28 Nov

Jonathan Weidler

While watching Robert Weide and Don Argott’s Kurt Vonnegut documentary, Unstuck in Time, a wave of convergence washed over me, and I found myself wondering what the late author would make of the times we’re in. 

Vonnegut rose to prominence with 1969’s Slaughterhouse-Five and passed away in 2007, before the end of the second Bush presidency. It’s hard to believe he’s been gone almost 15 years – it feels much longer. 

He never got to see the rise of social media, the Trump presidency, the storming of the Capitol, the steady rise in school shootings, Black Lives Matter, #MeToo, and the death toll from COVID-19. 

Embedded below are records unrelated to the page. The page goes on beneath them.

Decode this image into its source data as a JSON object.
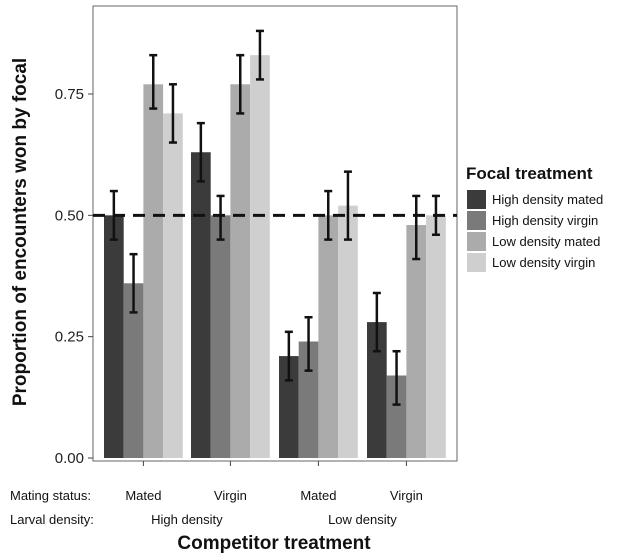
{
  "chart_data": {
    "type": "bar",
    "ylabel": "Proportion of encounters won by focal",
    "xlabel": "Competitor treatment",
    "ylim": [
      0,
      0.9
    ],
    "yticks": [
      "0.00",
      "0.25",
      "0.50",
      "0.75"
    ],
    "ytick_values": [
      0,
      0.25,
      0.5,
      0.75
    ],
    "reference_line": 0.5,
    "grid": false,
    "legend_position": "right",
    "x_rows": [
      {
        "label": "Mating status:",
        "labels": [
          "Mated",
          "Virgin",
          "Mated",
          "Virgin"
        ]
      },
      {
        "label": "Larval density:",
        "labels": [
          "High density",
          "Low density"
        ]
      }
    ],
    "categories": [
      "High density mated",
      "High density virgin",
      "Low density mated",
      "Low density virgin"
    ],
    "legend_title": "Focal treatment",
    "series": [
      {
        "name": "High density mated",
        "color": "#3b3b3b",
        "values": [
          0.5,
          0.63,
          0.21,
          0.28
        ],
        "err_low": [
          0.45,
          0.57,
          0.16,
          0.22
        ],
        "err_high": [
          0.55,
          0.69,
          0.26,
          0.34
        ]
      },
      {
        "name": "High density virgin",
        "color": "#7a7a7a",
        "values": [
          0.36,
          0.5,
          0.24,
          0.17
        ],
        "err_low": [
          0.3,
          0.45,
          0.18,
          0.11
        ],
        "err_high": [
          0.42,
          0.54,
          0.29,
          0.22
        ]
      },
      {
        "name": "Low density mated",
        "color": "#ababab",
        "values": [
          0.77,
          0.77,
          0.5,
          0.48
        ],
        "err_low": [
          0.72,
          0.71,
          0.45,
          0.41
        ],
        "err_high": [
          0.83,
          0.83,
          0.55,
          0.54
        ]
      },
      {
        "name": "Low density virgin",
        "color": "#cfcfcf",
        "values": [
          0.71,
          0.83,
          0.52,
          0.5
        ],
        "err_low": [
          0.65,
          0.78,
          0.45,
          0.46
        ],
        "err_high": [
          0.77,
          0.88,
          0.59,
          0.54
        ]
      }
    ]
  }
}
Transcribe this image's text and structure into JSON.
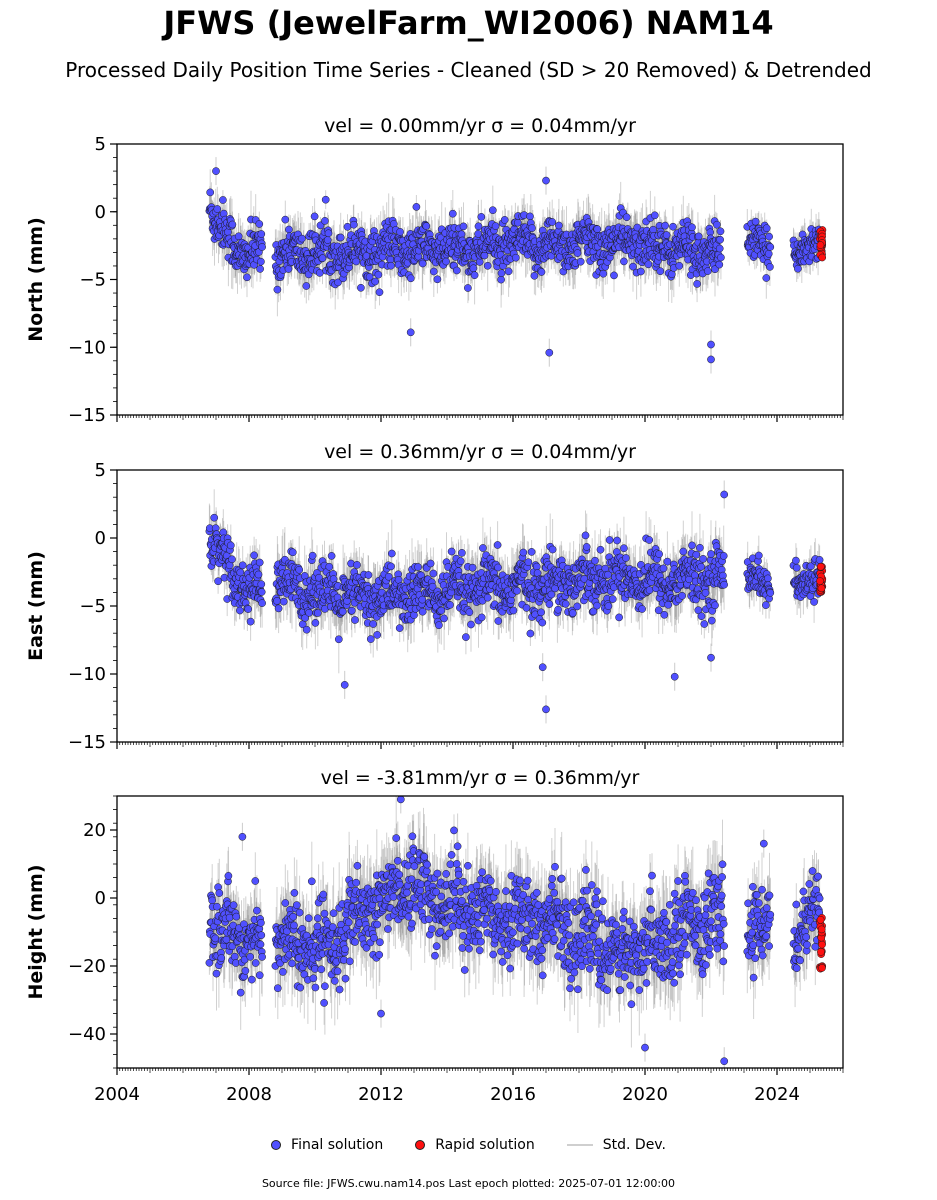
{
  "title": "JFWS (JewelFarm_WI2006) NAM14",
  "subtitle": "Processed Daily Position Time Series - Cleaned (SD > 20 Removed) & Detrended",
  "source_note": "Source file: JFWS.cwu.nam14.pos  Last epoch plotted: 2025-07-01 12:00:00",
  "legend": {
    "final_label": "Final solution",
    "rapid_label": "Rapid solution",
    "std_label": "Std. Dev."
  },
  "colors": {
    "final": "#5050ff",
    "rapid": "#ff1010",
    "std": "#c8c8c8",
    "edge": "#1a1a1a"
  },
  "chart_data": [
    {
      "type": "scatter",
      "panel": "north",
      "title": "vel = 0.00mm/yr   σ = 0.04mm/yr",
      "ylabel": "North (mm)",
      "xlim": [
        2004,
        2026
      ],
      "ylim": [
        -15,
        5
      ],
      "yticks": [
        5,
        0,
        -5,
        -10,
        -15
      ],
      "xticks": [
        2004,
        2008,
        2012,
        2016,
        2020,
        2024
      ],
      "show_x_tick_labels": false,
      "segments": [
        {
          "x": [
            2006.8,
            2007.0,
            2007.4,
            2007.8,
            2008.2,
            2008.4
          ],
          "y": [
            0.8,
            -0.8,
            -2.0,
            -3.0,
            -3.2,
            -3.0
          ],
          "spread": 1.2
        },
        {
          "x": [
            2008.8,
            2010.0,
            2012.0,
            2014.0,
            2016.0,
            2018.0,
            2019.5,
            2020.5,
            2021.5,
            2022.3
          ],
          "y": [
            -3.2,
            -3.0,
            -2.8,
            -2.8,
            -2.5,
            -2.4,
            -2.3,
            -2.5,
            -2.9,
            -3.0
          ],
          "spread": 1.2
        },
        {
          "x": [
            2023.1,
            2023.8
          ],
          "y": [
            -2.3,
            -2.6
          ],
          "spread": 0.9
        },
        {
          "x": [
            2024.5,
            2025.3
          ],
          "y": [
            -2.6,
            -2.4
          ],
          "spread": 0.9
        }
      ],
      "rapid": {
        "x": [
          2025.25,
          2025.5
        ],
        "y": [
          -3.5,
          -1.2
        ]
      },
      "outliers": [
        {
          "x": 2012.9,
          "y": -8.9
        },
        {
          "x": 2017.1,
          "y": -10.4
        },
        {
          "x": 2022.0,
          "y": -10.9
        },
        {
          "x": 2022.0,
          "y": -9.8
        },
        {
          "x": 2017.0,
          "y": 2.3
        },
        {
          "x": 2007.0,
          "y": 3.0
        }
      ]
    },
    {
      "type": "scatter",
      "panel": "east",
      "title": "vel = 0.36mm/yr   σ = 0.04mm/yr",
      "ylabel": "East (mm)",
      "xlim": [
        2004,
        2026
      ],
      "ylim": [
        -15,
        5
      ],
      "yticks": [
        5,
        0,
        -5,
        -10,
        -15
      ],
      "xticks": [
        2004,
        2008,
        2012,
        2016,
        2020,
        2024
      ],
      "show_x_tick_labels": false,
      "segments": [
        {
          "x": [
            2006.8,
            2007.1,
            2007.5,
            2007.9,
            2008.4
          ],
          "y": [
            0.5,
            -1.0,
            -2.5,
            -3.5,
            -4.0
          ],
          "spread": 1.2
        },
        {
          "x": [
            2008.8,
            2010.0,
            2011.0,
            2012.0,
            2014.0,
            2016.0,
            2018.0,
            2019.5,
            2020.5,
            2021.5,
            2022.4
          ],
          "y": [
            -3.5,
            -3.8,
            -4.5,
            -4.3,
            -4.0,
            -3.6,
            -3.0,
            -2.8,
            -3.2,
            -3.0,
            -3.0
          ],
          "spread": 1.4
        },
        {
          "x": [
            2023.1,
            2023.8
          ],
          "y": [
            -2.8,
            -3.3
          ],
          "spread": 0.9
        },
        {
          "x": [
            2024.5,
            2025.3
          ],
          "y": [
            -3.3,
            -3.0
          ],
          "spread": 0.9
        }
      ],
      "rapid": {
        "x": [
          2025.25,
          2025.5
        ],
        "y": [
          -4.0,
          -2.0
        ]
      },
      "outliers": [
        {
          "x": 2010.9,
          "y": -10.8
        },
        {
          "x": 2017.0,
          "y": -12.6
        },
        {
          "x": 2020.9,
          "y": -10.2
        },
        {
          "x": 2022.4,
          "y": 3.2
        },
        {
          "x": 2022.0,
          "y": -8.8
        },
        {
          "x": 2016.9,
          "y": -9.5
        }
      ]
    },
    {
      "type": "scatter",
      "panel": "height",
      "title": "vel = -3.81mm/yr   σ = 0.36mm/yr",
      "ylabel": "Height (mm)",
      "xlim": [
        2004,
        2026
      ],
      "ylim": [
        -50,
        30
      ],
      "yticks": [
        20,
        0,
        -20,
        -40
      ],
      "xticks": [
        2004,
        2008,
        2012,
        2016,
        2020,
        2024
      ],
      "show_x_tick_labels": true,
      "segments": [
        {
          "x": [
            2006.8,
            2007.2,
            2007.6,
            2008.0,
            2008.4
          ],
          "y": [
            -6,
            -12,
            -8,
            -14,
            -16
          ],
          "spread": 7
        },
        {
          "x": [
            2008.8,
            2010.0,
            2011.0,
            2012.0,
            2012.7,
            2014.0,
            2016.0,
            2018.0,
            2019.5,
            2020.5,
            2021.5,
            2022.4
          ],
          "y": [
            -12,
            -15,
            -10,
            -2,
            5,
            -2,
            -5,
            -10,
            -18,
            -12,
            -6,
            -8
          ],
          "spread": 8
        },
        {
          "x": [
            2023.1,
            2023.8
          ],
          "y": [
            -15,
            -2
          ],
          "spread": 7
        },
        {
          "x": [
            2024.5,
            2025.3
          ],
          "y": [
            -10,
            -4
          ],
          "spread": 7
        }
      ],
      "rapid": {
        "x": [
          2025.25,
          2025.5
        ],
        "y": [
          -21,
          -5
        ]
      },
      "outliers": [
        {
          "x": 2012.6,
          "y": 29
        },
        {
          "x": 2022.4,
          "y": -48
        },
        {
          "x": 2020.0,
          "y": -44
        },
        {
          "x": 2012.0,
          "y": -34
        },
        {
          "x": 2007.8,
          "y": 18
        },
        {
          "x": 2023.6,
          "y": 16
        }
      ]
    }
  ]
}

A day prior to seeing Unstuck, I’d gotten my flu shot and COVID booster. The day I went to see the film, a high-profile teenage vigilante – let’s call him “Vile Kittenhouse” – was acquitted after murdering two men and injuring another.

I kept wondering, “What would Kurt Vonnegut make of this madness? How would he cut through the B.S. and bring a humanist touch to something that seems beyond reason? How would he get us to laugh without feeling like we’d lost our collective minds?” 

The author lived through madness himself, and one could say the madness of the past is cyclical – just manifesting in different ways throughout the years. Chalk it up to having some level of self-awareness, but the world metamorphoses into something different once you age beyond target consumerist demographics.

In a manner that shapes the rest of the documentary, Weide and Argott start with the author’s identity-defining experience as a soldier during World War II, where he witnessed the bombing of Dresden and – along with other American POWs – retrieved bodies from the leveled remains of the city. 

We observe Vonnegut as he retraces the path of his childhood, recollecting his parents’ home, his school, and his stint working for General Electric. We observe him briefly with his stoic, physics-genius brother. We get anecdotes from his two daughters, Nanny and Edie, and four adopted nephews (who amusingly bear the signature Vonnegut ‘stache). Literary historians and biographers chime in to provide period context, and a handful of peers (John Irving and the late Morley Safer among them) attempt to bring insight to his character. 

But there’s something troubling about Vonnegut, who, in interview footage, is afflicted with a wheezing smoker’s laugh as he brushes off the trauma that forged the determined persona that gave us such genre-bending fare as Breakfast of Champions and Cat’s Cradle. Weide’s camera is subtly revealing as it fixes on the author’s aging face, where we’re not entirely sure if the moisture welling up in his eyes is a barely suppressed emotional reaction, or something merely allergic in nature. 

There are many laugh-out-loud moments in Unstuck, juxtaposed against a tenderness and a matter-of-fact perspective that is, at its heart, distinctly Vonnegut. Weide and Argott hop around in the early going before settling into a mostly chronological telling of the author’s life and times. There is some incredibly moving footage of a very young Vonnegut interacting with his older brother and sister at the family homestead. 

A long-term friend of the author, Weide inserts himself into the documentary for an additional bit of perspective on the creative process. He also wrote the film adaptation of Vonnegut’s Mother Night. But Weide’s presence never feels invasive or smug – in fact, Unstuck is the antithesis of the shallow, cookie-cutter “docuseries” that dominate streaming platforms these days. If anything, their relationship is a complement to the family dynamics, absurdist observations, and melancholy moments found throughout. 

Despite the outrageousness of Vonnegut’s literary premises (to paraphrase the author, “my goal as a writer is to get the reader to believe a lie and stick with it”), they are instilled with a distinct humanity that underlines and elevates the most mundane of lives and actions into something far grander. The author never lost his sense of wonder or humor, no matter how damning his cultural critique was. 

Perhaps what’s most interesting about Unstuck in Time is its interpretation of a subject who’s often fascinatingly oblique. As a result, its aesthetics and emotional beats are neither sensationalistic nor dry. Vonnegut was an unconventional writer, and it fits that a 127-minute documentary on the man would contain gray passages that are by turns hilarious and emotionally overwhelming. So it goes, indeed.